Show HN: An AI that reliably builds full-stack apps by preventing LLM mistakes

lovable.dev

23 points by antonoo 8 hours ago

Hey HN! Previous CERN physicist turned hacker here.

We've developed a way to make AI coding actually work by systematically identifying and fixing places where LLMs typically fail in full-stack development. Today we're launching as Lovable (previously gptengineer.app) since it's such a big change.

The problem? AI writing code typically make small mistakes and then get stuck. Those who tried know the frustration. We fixed most of this by mapping out where LLMs fail in full-stack dev and engineering around those pitfalls with prompt chains.

Thanks to this, in all comparisons I found with: v0, replit, bolt etc we are actually winning, often by a wide margin.

What we have been working on since my last post (https://news.ycombinator.com/item?id=41380814):

> Handling larger codebases. We actually found that using small LLMs works much better than traditional RAG for this.

> Infra work to enable instant preview (it spins up dev environments quickly thanks to microVMs and idle pools of machines)

> A native integration with Supabase. This enables users to build full-stack apps (complete with auth, db, storage, edge functions) without leaving our editor.

Interesting project as an example:

https://likeable.lovable.app – a clone of our product, built with our AI. Looks like a perfect copy and works (click "edit with lovable" to get to a recursive editor...)

Going forward, we're shipping improvements weekly, focusing on making it faster, even more reliable and adding visual editing experience similar to figma.

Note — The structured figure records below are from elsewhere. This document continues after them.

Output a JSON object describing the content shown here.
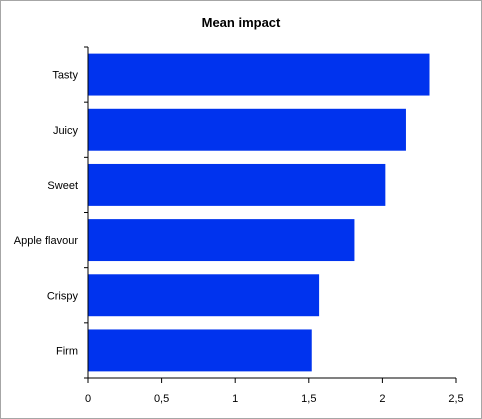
{
  "chart_data": {
    "type": "bar",
    "orientation": "horizontal",
    "title": "Mean impact",
    "xlabel": "",
    "ylabel": "",
    "categories": [
      "Tasty",
      "Juicy",
      "Sweet",
      "Apple flavour",
      "Crispy",
      "Firm"
    ],
    "values": [
      2.32,
      2.16,
      2.02,
      1.81,
      1.57,
      1.52
    ],
    "xlim": [
      0,
      2.5
    ],
    "xticks": [
      "0",
      "0,5",
      "1",
      "1,5",
      "2",
      "2,5"
    ],
    "tick_values": [
      0,
      0.5,
      1,
      1.5,
      2,
      2.5
    ],
    "bar_color": "#0033ee",
    "grid": false,
    "legend": "none"
  }
}
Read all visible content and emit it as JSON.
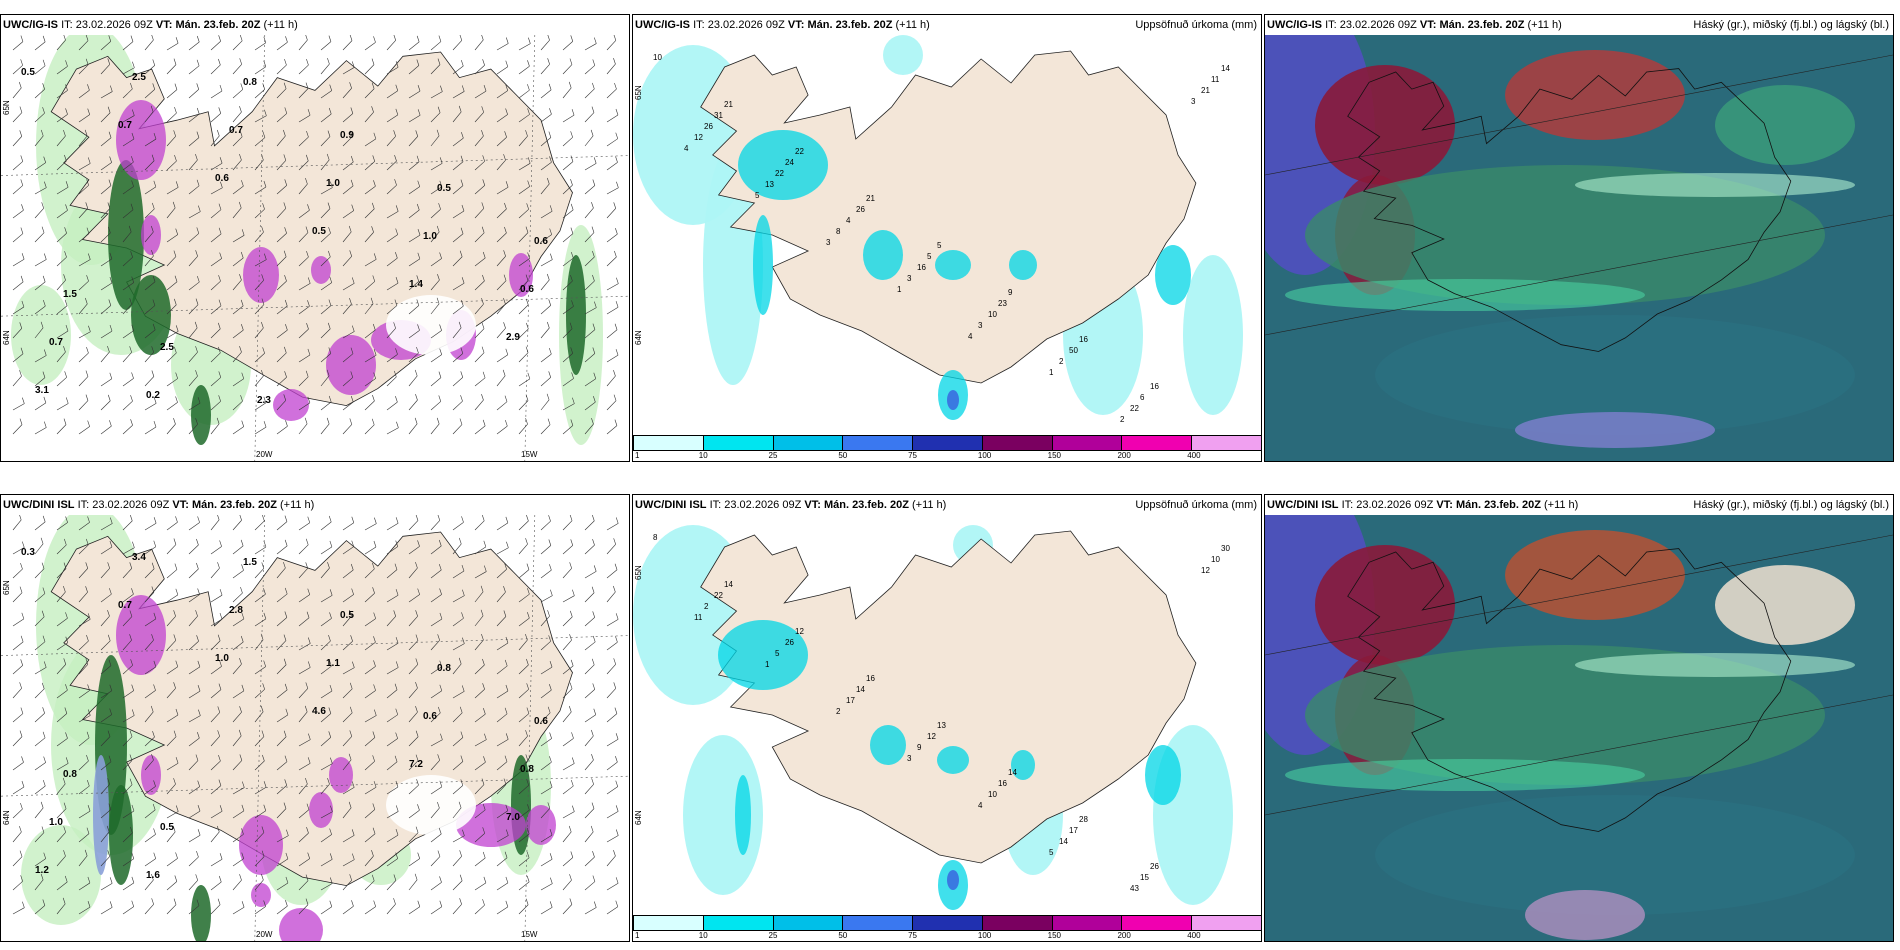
{
  "colors": {
    "land": "#f3e6d8",
    "sea": "#ffffff",
    "precip_light": "#aef5f5",
    "precip_mid": "#00d5e6",
    "precip_blue": "#3a6ee0",
    "snow_purple": "#c040d0",
    "rain_green": "#1f6a2a",
    "cloud_high": "#8a1a3a",
    "cloud_mid": "#3a8a6a",
    "cloud_low": "#5050c0"
  },
  "rows": [
    {
      "model": "UWC/IG-IS",
      "it_label": "IT:",
      "it_value": "23.02.2026 09Z",
      "vt_label": "VT:",
      "vt_value": "Mán. 23.feb. 20Z",
      "lead": "(+11 h)",
      "precip_title": "Uppsöfnuð úrkoma (mm)",
      "cloud_title": "Háský (gr.), miðský (fj.bl.) og lágský (bl.)",
      "lat_labels": [
        "65N",
        "64N"
      ],
      "lon_labels": [
        "20W",
        "15W"
      ],
      "precip_numbers": [
        "10",
        "21",
        "22",
        "21",
        "5",
        "9",
        "16",
        "16",
        "14",
        "31",
        "24",
        "26",
        "5",
        "23",
        "50",
        "6",
        "11",
        "26",
        "22",
        "4",
        "16",
        "10",
        "2",
        "22",
        "21",
        "12",
        "13",
        "8",
        "3",
        "3",
        "1",
        "2",
        "3",
        "4",
        "5",
        "3",
        "1",
        "4"
      ],
      "wind_numbers": [
        "0.5",
        "0.7",
        "0.6",
        "0.5",
        "1.4",
        "2.9",
        "3.1",
        "2.5",
        "0.7",
        "1.0",
        "1.0",
        "0.6",
        "0.7",
        "0.2",
        "0.8",
        "0.9",
        "0.5",
        "0.6",
        "1.5",
        "2.5",
        "2.3"
      ]
    },
    {
      "model": "UWC/DINI ISL",
      "it_label": "IT:",
      "it_value": "23.02.2026 09Z",
      "vt_label": "VT:",
      "vt_value": "Mán. 23.feb. 20Z",
      "lead": "(+11 h)",
      "precip_title": "Uppsöfnuð úrkoma (mm)",
      "cloud_title": "Háský (gr.), miðský (fj.bl.) og lágský (bl.)",
      "lat_labels": [
        "65N",
        "64N"
      ],
      "lon_labels": [
        "20W",
        "15W"
      ],
      "precip_numbers": [
        "8",
        "14",
        "12",
        "16",
        "13",
        "14",
        "28",
        "26",
        "30",
        "22",
        "26",
        "14",
        "12",
        "16",
        "17",
        "15",
        "10",
        "2",
        "5",
        "17",
        "9",
        "10",
        "14",
        "43",
        "12",
        "11",
        "1",
        "2",
        "3",
        "4",
        "5"
      ],
      "wind_numbers": [
        "0.3",
        "0.7",
        "1.0",
        "4.6",
        "7.2",
        "7.0",
        "1.2",
        "3.4",
        "2.8",
        "1.1",
        "0.6",
        "0.8",
        "1.0",
        "1.6",
        "1.5",
        "0.5",
        "0.8",
        "0.6",
        "0.8",
        "0.5"
      ]
    }
  ],
  "legend": {
    "labels": [
      "1",
      "10",
      "25",
      "50",
      "75",
      "100",
      "150",
      "200",
      "400"
    ],
    "colors": [
      "#d8ffff",
      "#00e5f0",
      "#00bfe8",
      "#3a78f0",
      "#2030b0",
      "#7a0060",
      "#b0009a",
      "#f000b0",
      "#f0a0f0"
    ]
  }
}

If you want to try it has a completely free tier for now at lovable.dev

Would love your thoughts on where this could go and what you'd want to build with it. And what it means for the future of software engineering...

GameBuddyCedric 8 hours ago

Already love what it can already do! Impressive that nearly every time I get a fully runnning response in form of a web app

Can you share more about your prompt chain approach?

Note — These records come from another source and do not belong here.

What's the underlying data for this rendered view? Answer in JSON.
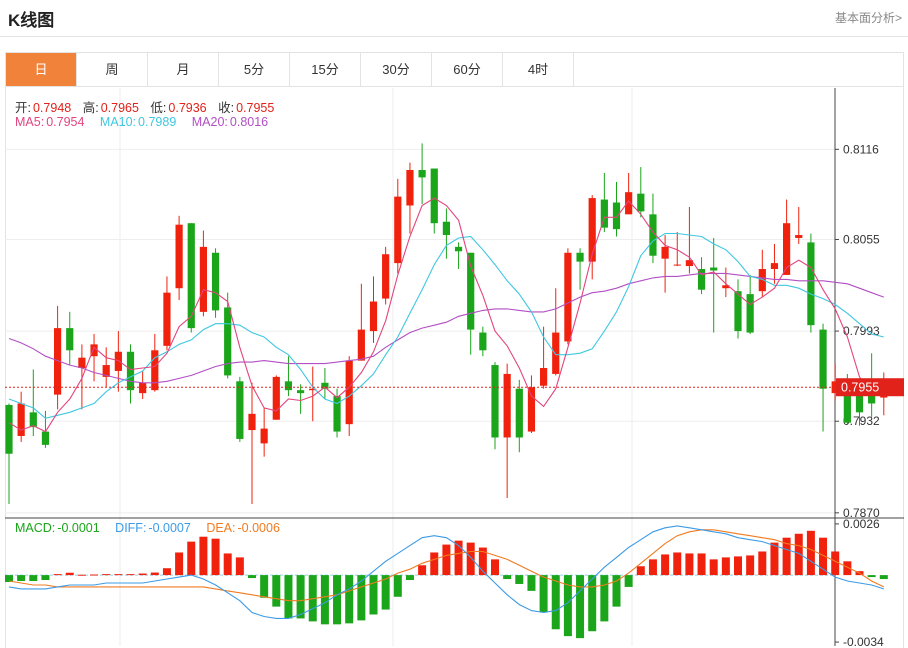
{
  "header": {
    "title": "K线图",
    "link": "基本面分析>"
  },
  "tabs": [
    "日",
    "周",
    "月",
    "5分",
    "15分",
    "30分",
    "60分",
    "4时"
  ],
  "active_tab": 0,
  "ohlc_legend": {
    "open_label": "开:",
    "open": "0.7948",
    "high_label": "高:",
    "high": "0.7965",
    "low_label": "低:",
    "low": "0.7936",
    "close_label": "收:",
    "close": "0.7955"
  },
  "ma_legend": {
    "ma5_label": "MA5:",
    "ma5": "0.7954",
    "ma10_label": "MA10:",
    "ma10": "0.7989",
    "ma20_label": "MA20:",
    "ma20": "0.8016"
  },
  "macd_legend": {
    "macd_label": "MACD:",
    "macd": "-0.0001",
    "diff_label": "DIFF:",
    "diff": "-0.0007",
    "dea_label": "DEA:",
    "dea": "-0.0006"
  },
  "colors": {
    "up": "#f0220e",
    "down": "#1aa51a",
    "ma5": "#e2457f",
    "ma10": "#3ec7e0",
    "ma20": "#b24fc4",
    "dea": "#f07b20",
    "diff": "#3c9be6",
    "accent": "#f0823a",
    "current": "#e0221a"
  },
  "chart_data": {
    "type": "candlestick",
    "price_axis": {
      "ticks": [
        0.8116,
        0.8055,
        0.7993,
        0.7932,
        0.787
      ],
      "ylim": [
        0.78665,
        0.81575
      ]
    },
    "current_price": 0.7955,
    "candles": [
      [
        0.7943,
        0.791,
        0.7944,
        0.7876
      ],
      [
        0.7922,
        0.7944,
        0.7952,
        0.7918
      ],
      [
        0.7938,
        0.7928,
        0.7967,
        0.7922
      ],
      [
        0.7925,
        0.7916,
        0.7939,
        0.7914
      ],
      [
        0.795,
        0.7995,
        0.801,
        0.794
      ],
      [
        0.7995,
        0.798,
        0.8006,
        0.797
      ],
      [
        0.7968,
        0.7975,
        0.7984,
        0.794
      ],
      [
        0.7976,
        0.7984,
        0.7991,
        0.7959
      ],
      [
        0.7962,
        0.797,
        0.7982,
        0.7955
      ],
      [
        0.7966,
        0.7979,
        0.7993,
        0.7952
      ],
      [
        0.7979,
        0.7953,
        0.7984,
        0.7944
      ],
      [
        0.7951,
        0.7958,
        0.7966,
        0.7947
      ],
      [
        0.7953,
        0.798,
        0.7991,
        0.7952
      ],
      [
        0.7983,
        0.8019,
        0.803,
        0.798
      ],
      [
        0.8022,
        0.8065,
        0.8071,
        0.8014
      ],
      [
        0.8066,
        0.7995,
        0.8066,
        0.7992
      ],
      [
        0.8006,
        0.805,
        0.8061,
        0.8003
      ],
      [
        0.8046,
        0.8007,
        0.8049,
        0.8002
      ],
      [
        0.8009,
        0.7963,
        0.8019,
        0.7961
      ],
      [
        0.7959,
        0.792,
        0.7962,
        0.7918
      ],
      [
        0.7926,
        0.7937,
        0.7958,
        0.7876
      ],
      [
        0.7917,
        0.7927,
        0.7941,
        0.7908
      ],
      [
        0.7933,
        0.7962,
        0.7963,
        0.7933
      ],
      [
        0.7959,
        0.7953,
        0.7976,
        0.7949
      ],
      [
        0.7953,
        0.7951,
        0.7957,
        0.7937
      ],
      [
        0.7953,
        0.7954,
        0.7969,
        0.7932
      ],
      [
        0.7958,
        0.7954,
        0.7968,
        0.7947
      ],
      [
        0.7949,
        0.7925,
        0.7954,
        0.7921
      ],
      [
        0.793,
        0.7973,
        0.7976,
        0.7922
      ],
      [
        0.7973,
        0.7994,
        0.8025,
        0.7973
      ],
      [
        0.7993,
        0.8013,
        0.803,
        0.7985
      ],
      [
        0.8015,
        0.8045,
        0.805,
        0.8011
      ],
      [
        0.8039,
        0.8084,
        0.8096,
        0.8032
      ],
      [
        0.8078,
        0.8102,
        0.8107,
        0.8059
      ],
      [
        0.8102,
        0.8097,
        0.812,
        0.8079
      ],
      [
        0.8103,
        0.8066,
        0.8103,
        0.8059
      ],
      [
        0.8067,
        0.8058,
        0.8076,
        0.8042
      ],
      [
        0.805,
        0.8047,
        0.8053,
        0.8035
      ],
      [
        0.8046,
        0.7994,
        0.8046,
        0.7977
      ],
      [
        0.7992,
        0.798,
        0.7996,
        0.7976
      ],
      [
        0.797,
        0.7921,
        0.7972,
        0.7913
      ],
      [
        0.7921,
        0.7964,
        0.7971,
        0.788
      ],
      [
        0.7954,
        0.7921,
        0.796,
        0.7911
      ],
      [
        0.7925,
        0.7955,
        0.7963,
        0.7924
      ],
      [
        0.7956,
        0.7968,
        0.7996,
        0.7954
      ],
      [
        0.7964,
        0.7992,
        0.8022,
        0.7963
      ],
      [
        0.7986,
        0.8046,
        0.8049,
        0.7984
      ],
      [
        0.8046,
        0.804,
        0.8049,
        0.8021
      ],
      [
        0.804,
        0.8083,
        0.8085,
        0.8028
      ],
      [
        0.8082,
        0.8063,
        0.81,
        0.806
      ],
      [
        0.808,
        0.8062,
        0.8094,
        0.8057
      ],
      [
        0.8072,
        0.8087,
        0.81,
        0.8073
      ],
      [
        0.8086,
        0.8074,
        0.8104,
        0.807
      ],
      [
        0.8072,
        0.8044,
        0.8086,
        0.8039
      ],
      [
        0.8042,
        0.805,
        0.8058,
        0.8019
      ],
      [
        0.8038,
        0.8038,
        0.806,
        0.8037
      ],
      [
        0.8037,
        0.8041,
        0.8077,
        0.8032
      ],
      [
        0.8035,
        0.8021,
        0.8043,
        0.8018
      ],
      [
        0.8036,
        0.8034,
        0.8056,
        0.7992
      ],
      [
        0.8022,
        0.8024,
        0.8036,
        0.8016
      ],
      [
        0.802,
        0.7993,
        0.8028,
        0.7988
      ],
      [
        0.8018,
        0.7992,
        0.8031,
        0.7991
      ],
      [
        0.802,
        0.8035,
        0.8048,
        0.8016
      ],
      [
        0.8035,
        0.8039,
        0.8052,
        0.8025
      ],
      [
        0.8031,
        0.8066,
        0.8082,
        0.8031
      ],
      [
        0.8056,
        0.8058,
        0.8077,
        0.8052
      ],
      [
        0.8053,
        0.7997,
        0.8059,
        0.7992
      ],
      [
        0.7994,
        0.7954,
        0.7998,
        0.7925
      ],
      [
        0.7951,
        0.7959,
        0.7971,
        0.7946
      ],
      [
        0.7953,
        0.7931,
        0.7964,
        0.793
      ],
      [
        0.796,
        0.7938,
        0.796,
        0.7929
      ],
      [
        0.7958,
        0.7944,
        0.7978,
        0.7935
      ],
      [
        0.7948,
        0.7955,
        0.7965,
        0.7936
      ]
    ],
    "ma5": [
      0.7931,
      0.7926,
      0.7929,
      0.7925,
      0.7938,
      0.7947,
      0.7961,
      0.7982,
      0.7975,
      0.7973,
      0.7967,
      0.7968,
      0.7969,
      0.7978,
      0.7996,
      0.8003,
      0.8021,
      0.8019,
      0.8013,
      0.7982,
      0.7956,
      0.7941,
      0.7939,
      0.7947,
      0.7946,
      0.7949,
      0.7955,
      0.7948,
      0.7955,
      0.7965,
      0.7979,
      0.8,
      0.8031,
      0.8057,
      0.8078,
      0.8083,
      0.8078,
      0.8068,
      0.8037,
      0.8017,
      0.7993,
      0.7983,
      0.7968,
      0.7949,
      0.7942,
      0.7954,
      0.7982,
      0.8012,
      0.8045,
      0.807,
      0.807,
      0.8081,
      0.8072,
      0.806,
      0.8051,
      0.8048,
      0.8043,
      0.8031,
      0.8033,
      0.8025,
      0.8018,
      0.8011,
      0.8016,
      0.8022,
      0.8036,
      0.8041,
      0.8036,
      0.8021,
      0.8008,
      0.7989,
      0.7962,
      0.795,
      0.7954
    ],
    "ma10": [
      0.7947,
      0.7944,
      0.7941,
      0.7934,
      0.7936,
      0.7938,
      0.7941,
      0.7944,
      0.7952,
      0.7958,
      0.7962,
      0.7966,
      0.7975,
      0.7979,
      0.7984,
      0.7987,
      0.7994,
      0.7998,
      0.7998,
      0.7997,
      0.7992,
      0.7989,
      0.7982,
      0.7977,
      0.7967,
      0.7955,
      0.7947,
      0.7944,
      0.7949,
      0.7956,
      0.7964,
      0.7977,
      0.7989,
      0.8005,
      0.8021,
      0.8038,
      0.8051,
      0.8056,
      0.8057,
      0.8048,
      0.8038,
      0.8027,
      0.8018,
      0.8006,
      0.7989,
      0.7977,
      0.7977,
      0.7978,
      0.7981,
      0.7993,
      0.8006,
      0.8023,
      0.8044,
      0.8054,
      0.8059,
      0.8059,
      0.8058,
      0.8057,
      0.8052,
      0.8048,
      0.804,
      0.803,
      0.8028,
      0.8024,
      0.8024,
      0.8022,
      0.8018,
      0.8015,
      0.8011,
      0.8005,
      0.7998,
      0.7991,
      0.7989
    ],
    "ma20": [
      0.7988,
      0.7985,
      0.7981,
      0.7976,
      0.7973,
      0.797,
      0.7968,
      0.7965,
      0.7963,
      0.7961,
      0.7959,
      0.7958,
      0.7958,
      0.7959,
      0.7961,
      0.7963,
      0.7966,
      0.7969,
      0.7971,
      0.7972,
      0.7972,
      0.7973,
      0.7972,
      0.7971,
      0.7971,
      0.7971,
      0.7971,
      0.7972,
      0.7973,
      0.7974,
      0.7976,
      0.7982,
      0.7987,
      0.7992,
      0.7995,
      0.7997,
      0.7999,
      0.8003,
      0.8005,
      0.8007,
      0.8008,
      0.8008,
      0.8007,
      0.8006,
      0.8006,
      0.8008,
      0.8012,
      0.8016,
      0.8019,
      0.802,
      0.8022,
      0.8025,
      0.8027,
      0.8029,
      0.803,
      0.803,
      0.8031,
      0.8032,
      0.8032,
      0.8032,
      0.8031,
      0.803,
      0.8029,
      0.8028,
      0.8028,
      0.8027,
      0.8027,
      0.8027,
      0.8026,
      0.8025,
      0.8022,
      0.8019,
      0.8016
    ],
    "macd_axis": {
      "ticks": [
        0.0026,
        -0.0034
      ],
      "ylim": [
        -0.0036,
        0.0029
      ]
    },
    "macd_hist": [
      -0.00035,
      -0.0003,
      -0.0003,
      -0.00025,
      5e-05,
      0.00012,
      2e-05,
      3e-05,
      5e-05,
      5e-05,
      5e-05,
      8e-05,
      0.00013,
      0.00035,
      0.00115,
      0.0017,
      0.00195,
      0.00185,
      0.0011,
      0.0009,
      -0.00015,
      -0.00115,
      -0.0016,
      -0.0022,
      -0.0022,
      -0.00235,
      -0.0025,
      -0.0025,
      -0.00245,
      -0.0023,
      -0.002,
      -0.00175,
      -0.0011,
      -0.00025,
      0.0005,
      0.00115,
      0.00155,
      0.00175,
      0.00165,
      0.0014,
      0.0008,
      -0.0002,
      -0.00045,
      -0.0008,
      -0.0019,
      -0.00275,
      -0.0031,
      -0.0032,
      -0.00285,
      -0.00235,
      -0.0016,
      -0.0006,
      0.00045,
      0.0008,
      0.00105,
      0.00115,
      0.0011,
      0.0011,
      0.0008,
      0.0009,
      0.00095,
      0.001,
      0.0012,
      0.00165,
      0.0019,
      0.0021,
      0.00225,
      0.0019,
      0.0012,
      0.0007,
      0.0002,
      -0.0001,
      -0.0002
    ],
    "diff": [
      -0.0006,
      -0.0007,
      -0.0007,
      -0.0007,
      -0.0006,
      -0.0005,
      -0.0005,
      -0.0005,
      -0.0004,
      -0.0004,
      -0.0004,
      -0.0004,
      -0.0003,
      -0.0002,
      -0.0001,
      0.0,
      -0.0002,
      -0.0005,
      -0.0009,
      -0.0013,
      -0.0019,
      -0.0021,
      -0.0022,
      -0.0022,
      -0.002,
      -0.0017,
      -0.0014,
      -0.001,
      -0.0007,
      -0.0003,
      0.0002,
      0.0007,
      0.0011,
      0.0015,
      0.0019,
      0.002,
      0.0019,
      0.0015,
      0.0009,
      0.0002,
      -0.0004,
      -0.001,
      -0.0015,
      -0.0018,
      -0.0019,
      -0.0018,
      -0.0014,
      -0.0008,
      -0.0002,
      0.0004,
      0.0009,
      0.0014,
      0.0018,
      0.0022,
      0.0024,
      0.0025,
      0.0024,
      0.0023,
      0.0022,
      0.0021,
      0.0019,
      0.0018,
      0.0017,
      0.0015,
      0.0013,
      0.0011,
      0.0007,
      0.0003,
      -0.0001,
      -0.0003,
      -0.0004,
      -0.0005,
      -0.0007
    ],
    "dea": [
      -0.0003,
      -0.0004,
      -0.0005,
      -0.0005,
      -0.0006,
      -0.0006,
      -0.0006,
      -0.0006,
      -0.0006,
      -0.0006,
      -0.0006,
      -0.0006,
      -0.0006,
      -0.0006,
      -0.0006,
      -0.0006,
      -0.0006,
      -0.0007,
      -0.0008,
      -0.0009,
      -0.001,
      -0.0011,
      -0.0012,
      -0.0013,
      -0.0013,
      -0.0012,
      -0.0011,
      -0.001,
      -0.0008,
      -0.0006,
      -0.0004,
      -0.0002,
      0.0001,
      0.0003,
      0.0006,
      0.0008,
      0.001,
      0.0011,
      0.0012,
      0.0012,
      0.001,
      0.0008,
      0.0005,
      0.0002,
      -0.0001,
      -0.0003,
      -0.0005,
      -0.0006,
      -0.0006,
      -0.0005,
      -0.0003,
      0.0001,
      0.0006,
      0.0011,
      0.0016,
      0.002,
      0.0022,
      0.0023,
      0.0023,
      0.0022,
      0.0021,
      0.002,
      0.0019,
      0.0018,
      0.0016,
      0.0015,
      0.0013,
      0.001,
      0.0007,
      0.0004,
      0.0001,
      -0.0003,
      -0.0006
    ]
  }
}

- Do you map prompts to specific developer roles (e.g., manager to say what each component should do and than another prompt with less context that focuses on the implementation for this specific file?

- Or do you generate all files at once?

Just because I prompted with a lot of long initial messages: Have you also explored an iterative refinement process where the AI revisits the initial message to nail down details more accurately?

  • vikeri 7 hours ago

    Great questions! There are several LLM calls behind a single prompt that you submit and we do dynamically assemble the prompt to the AI based on what you're asking for. But we do generate most files at once.

antonoo 8 hours ago

For those who always ask... the name (Lovable) reference is to the software the AI creates.

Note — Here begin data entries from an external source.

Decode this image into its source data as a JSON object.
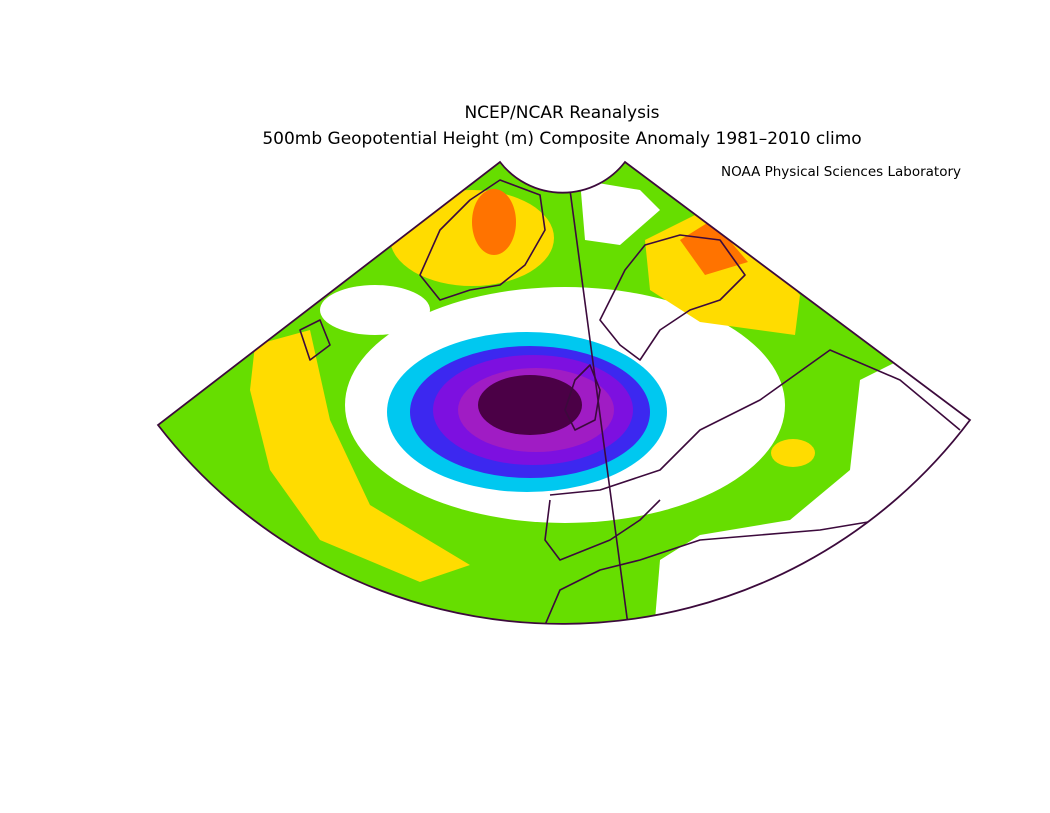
{
  "header": {
    "title": "NCEP/NCAR Reanalysis",
    "subtitle": "500mb Geopotential Height (m) Composite Anomaly 1981–2010 climo",
    "credit": "NOAA Physical Sciences Laboratory"
  }
}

Me + team will be here and answer any questions about the product coming hours!

sebastiansc 8 hours ago

Founding a company without this and spending weeks building a prototype to test traction is just a waste of time now

  • antonoo 8 hours ago

    Well yes if it's a web app I agree.

    We don't do native mobile apps complex data processing etc. But it's quite straightforward to connect the app to existing backends deployed anywhere.

s-mon 4 hours ago

Man this is so cool!

  • viborcip 3 hours ago

    Yeah it's pretty awesome. What do you like the most about it?